Saturday, March 17, 2012

Kentucky Senate panel passes bill to override JCPS busing plan

This from C-J:
Sen. Dan Seum (R)
A bill that would allow parents to override Jefferson County Public Schools’ controversial student-assignment plan cleared a Kentucky Senate committee Thursday — even as its sponsor conceded he doesn’t expect it to become law.

Senate Bill 9 would give parents the right to enroll their children in the school closest to home, undermining Jefferson County’s controversial system of busing students to other neighborhoods to help promote diversity and equality in education.

The measure — sponsored by state Sen. Dan Seum, R-Fairdale — passed the Senate Education Committee 7-5 vote and heads to the full Senate, where Seum said he hopes to keep the issue alive with a floor debate.
But Seum, a longtime busing opponent, said SB 9 likely won’t get the support it needs to pass the House this year.
“We are spending millions of dollars moving kids around the community when we have parents who would love to have them stay in their neighborhoods,” Seum told the committee Thursday. “This whole process has just been absurd.”

The legislative push comes as the Kentucky Supreme Court is set to hear arguments this spring in a legal challenge over the district’s controversial integration policy, which became highly politicized and continues to anger some parents because of longer bus rides....

2 comments:

Anonymous said...

Legislature doesn't have any business being involved in Jefferson County districting or busing any more than they should be telling neighborhood associations what kind of structures can and can't be build in their membership covenants. Darn it, they can't even get their own legislative districting right, how do they think the can determine JCPS?
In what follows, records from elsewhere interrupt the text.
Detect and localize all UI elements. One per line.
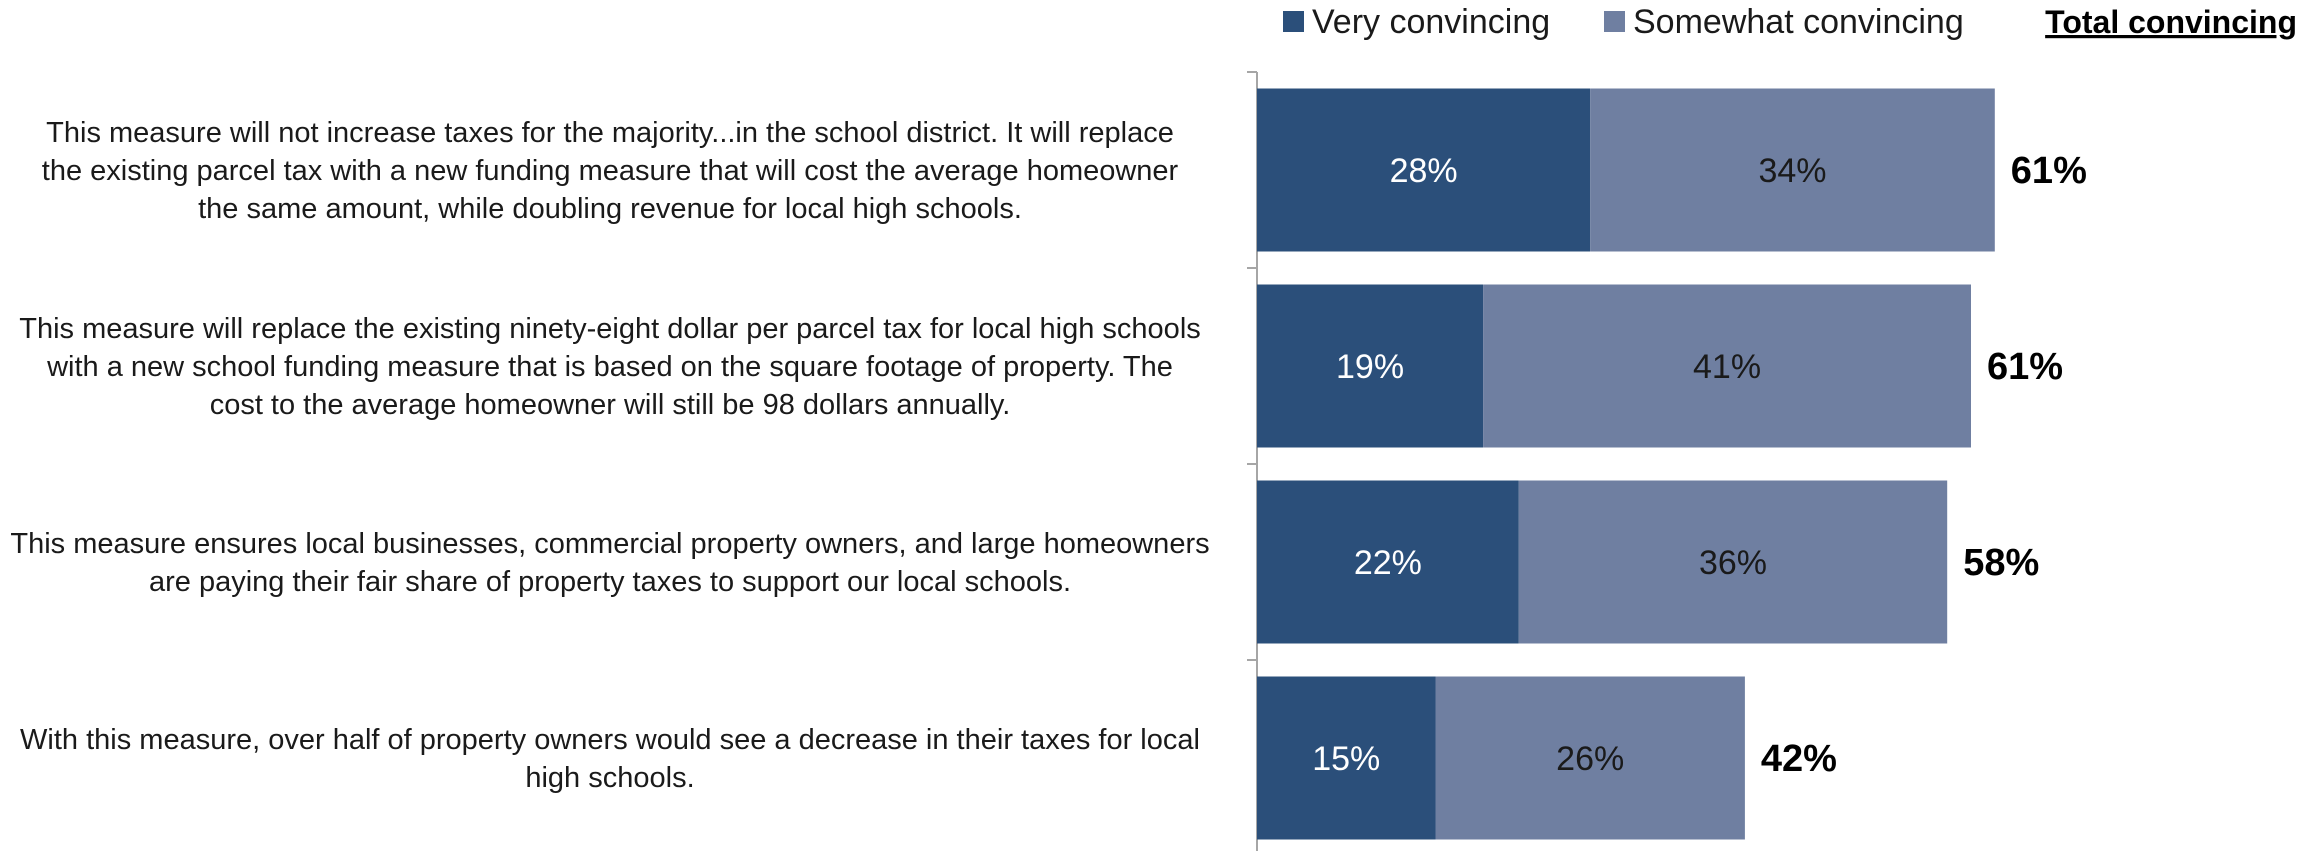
category-label-1-line-2: the existing parcel tax with a new fundi… <box>42 155 1179 187</box>
data-label-somewhat-2: 41% <box>1693 348 1761 386</box>
category-axis-ticks <box>1247 71 1257 661</box>
bar-very-2 <box>1257 284 1484 448</box>
legend-label-somewhat-convincing: Somewhat convincing <box>1633 3 1964 41</box>
total-label-2: 61% <box>1987 346 2063 388</box>
legend: Very convincing Somewhat convincing <box>1283 3 1964 41</box>
category-label-2-line-1: This measure will replace the existing n… <box>19 313 1201 345</box>
category-label-1-line-3: the same amount, while doubling revenue … <box>198 193 1022 225</box>
total-label-4: 42% <box>1761 738 1837 780</box>
category-label-3-line-2: are paying their fair share of property … <box>149 566 1071 598</box>
category-label-4-line-1: With this measure, over half of property… <box>20 724 1200 756</box>
legend-label-very-convincing: Very convincing <box>1312 3 1550 41</box>
bar-somewhat-2 <box>1483 284 1971 448</box>
data-label-very-2: 19% <box>1336 348 1404 386</box>
category-label-2-line-3: cost to the average homeowner will still… <box>210 389 1011 421</box>
data-label-somewhat-1: 34% <box>1758 152 1826 190</box>
legend-swatch-very-convincing <box>1283 11 1304 32</box>
category-label-1-line-1: This measure will not increase taxes for… <box>46 117 1174 149</box>
data-label-very-4: 15% <box>1312 740 1380 778</box>
total-label-3: 58% <box>1963 542 2039 584</box>
bar-very-1 <box>1257 88 1591 252</box>
bar-somewhat-1 <box>1590 88 1995 252</box>
bars: 28% 34% 61% 19% 41% 61% 22% 36% 58% 15% 26% 42% <box>1257 88 2087 840</box>
total-convincing-header: Total convincing <box>2045 4 2297 40</box>
data-label-somewhat-4: 26% <box>1556 740 1624 778</box>
category-label-2-line-2: with a new school funding measure that i… <box>46 351 1173 383</box>
bar-very-3 <box>1257 480 1519 644</box>
data-label-somewhat-3: 36% <box>1699 544 1767 582</box>
data-label-very-1: 28% <box>1390 152 1458 190</box>
legend-swatch-somewhat-convincing <box>1604 11 1625 32</box>
category-label-3-line-1: This measure ensures local businesses, c… <box>10 528 1209 560</box>
category-labels: This measure will not increase taxes for… <box>10 117 1209 794</box>
bar-very-4 <box>1257 676 1436 840</box>
bar-somewhat-4 <box>1435 676 1745 840</box>
category-label-4-line-2: high schools. <box>525 762 694 794</box>
total-label-1: 61% <box>2011 150 2087 192</box>
data-label-very-3: 22% <box>1354 544 1422 582</box>
bar-somewhat-3 <box>1518 480 1948 644</box>
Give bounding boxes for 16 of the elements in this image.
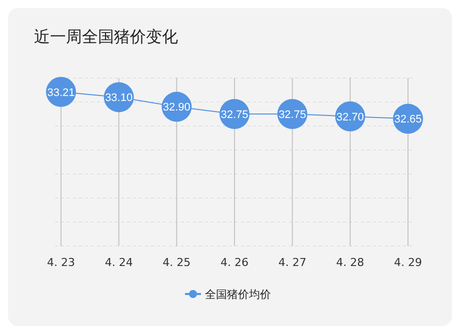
data-label: 32.70: [336, 111, 364, 124]
x-tick-label: 4. 23: [47, 256, 75, 269]
chart-title: 近一周全国猪价变化: [34, 27, 178, 46]
data-label: 32.75: [220, 108, 248, 121]
data-label: 32.75: [278, 108, 306, 121]
x-tick-label: 4. 29: [394, 256, 422, 269]
x-tick-label: 4. 27: [278, 256, 306, 269]
x-tick-label: 4. 24: [104, 256, 133, 269]
data-label: 33.21: [47, 86, 75, 99]
x-tick-label: 4. 25: [162, 256, 191, 269]
data-label: 32.65: [394, 114, 422, 126]
x-tick-label: 4. 28: [336, 256, 364, 269]
data-label: 32.90: [162, 102, 190, 114]
legend-label: 全国猪价均价: [205, 288, 271, 301]
data-label: 33.10: [105, 92, 133, 104]
x-tick-label: 4. 26: [220, 256, 248, 269]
For goodness sake, don't they have more important things to do like making travel arrangements for basketball tournaments during the general assembly.

Anonymous said...

I'm curious how many of the State Senators read the briefs filed in the Jefferson Co. Bd. of Educ. v. Fell case currently pending before the Supreme Court of Kentucky. This bill does not address the concerns raised in the amici curiae briefs filed on behalf of the other school districts in Kentucky regarding the inefficiency which would be created state-wide if the old language regarding "for attendance" were read back into the statute.